It began several years ago when the neighbor poured cement next to the fence and it oozed under. Tired of looking at the eye-sore, dad decided to simply put a length of "pressure treated" along it and plant something.
The good news was that the edging went in alright, the bad news was - that's where the sprinklers had been placed. We dutifully dug them up and re-routed them to the front of the boards.
The good news was that we didn't break any, the bad news was - it about broke us. The fill dirt that dad had gotten for free when they moved in was now basically concrete and filled with two-man rocks. (No wonder the water never drains)
We now knew we needed to till the ground up a bit before we could plant. The good news was… who am I kidding, from here on out there was no "good" news!
The 18" patch was too small for the Kabota, but way too big for us. It took two of us, spelling each other ALL DAY, to pick and shovel the clay concrete and rocks out of the 55 foot planting strip.
We saw the 1" white PVC pipe a couple of times and wondered (at least I did) if, now that we had it uncovered, we should put in an extra drip line on the automatic system.
It is easier to stay out than to get out.”
Then, none of the front lawn sprinklers would work and we didn't know if it had been my attempts at roto-tilling or dad's driving the re-bar supports for the lumber which had damaged the cable. SO… we dug it up again, the full 65 foot length, only this time down six more inches into solid bedrock.
Not finding the break, I patched along the whole 70 foot length with some new sprinkler cable and it worked — but now realized we needed to lay the new wire in some kind of pipe or it would get cut again. You guessed it, more digging.

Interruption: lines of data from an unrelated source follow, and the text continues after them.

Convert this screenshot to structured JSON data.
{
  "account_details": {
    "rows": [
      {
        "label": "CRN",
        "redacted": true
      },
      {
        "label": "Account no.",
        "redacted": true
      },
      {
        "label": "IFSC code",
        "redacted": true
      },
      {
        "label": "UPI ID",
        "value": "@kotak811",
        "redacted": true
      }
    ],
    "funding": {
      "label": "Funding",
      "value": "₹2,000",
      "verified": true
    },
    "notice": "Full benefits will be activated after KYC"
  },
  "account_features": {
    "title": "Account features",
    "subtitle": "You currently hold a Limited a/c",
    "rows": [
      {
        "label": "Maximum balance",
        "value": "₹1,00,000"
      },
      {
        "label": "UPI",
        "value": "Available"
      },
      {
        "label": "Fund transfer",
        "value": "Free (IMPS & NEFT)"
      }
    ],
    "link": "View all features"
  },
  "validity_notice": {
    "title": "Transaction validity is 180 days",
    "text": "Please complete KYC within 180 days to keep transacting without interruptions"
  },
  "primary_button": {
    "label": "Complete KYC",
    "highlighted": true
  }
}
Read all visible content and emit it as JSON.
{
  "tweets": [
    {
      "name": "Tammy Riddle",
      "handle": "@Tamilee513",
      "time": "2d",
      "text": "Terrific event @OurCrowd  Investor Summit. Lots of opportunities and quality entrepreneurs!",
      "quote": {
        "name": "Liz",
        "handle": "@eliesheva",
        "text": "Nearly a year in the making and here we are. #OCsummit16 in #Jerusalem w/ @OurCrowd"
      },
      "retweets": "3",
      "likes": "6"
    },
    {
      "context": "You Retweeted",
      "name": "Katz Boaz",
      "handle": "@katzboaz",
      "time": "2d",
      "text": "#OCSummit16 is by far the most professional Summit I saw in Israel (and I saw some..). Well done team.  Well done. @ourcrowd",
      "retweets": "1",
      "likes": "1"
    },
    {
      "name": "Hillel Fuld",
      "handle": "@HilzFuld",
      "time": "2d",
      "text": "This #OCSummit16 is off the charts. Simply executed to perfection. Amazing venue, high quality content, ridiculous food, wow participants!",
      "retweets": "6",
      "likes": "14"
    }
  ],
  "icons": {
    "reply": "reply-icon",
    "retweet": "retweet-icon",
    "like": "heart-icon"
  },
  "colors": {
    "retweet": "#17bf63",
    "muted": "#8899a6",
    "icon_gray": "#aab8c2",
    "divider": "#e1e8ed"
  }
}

Finally buried, and with a 18" x 20" deep x 80 foot long hole, I decided that all that work should not go un-punished and just had to put in an extra hose bib in that corner of the lawn AND another valve and connection for a drip system.
Dad, a former farmer, says that "workable rocks" never hurt anything - Me, I just say that I've never even seen a rock that I liked ('ceptin those purdy ones on the top that I can look at.)
We are just now waiting until we are sure the splices actually don't leak to bury the thing so no one breaks a leg when they fall down the 100 foot long crevasse.
All of this and it's no wonder that we decided that we didn't want to share the peaches with the birds.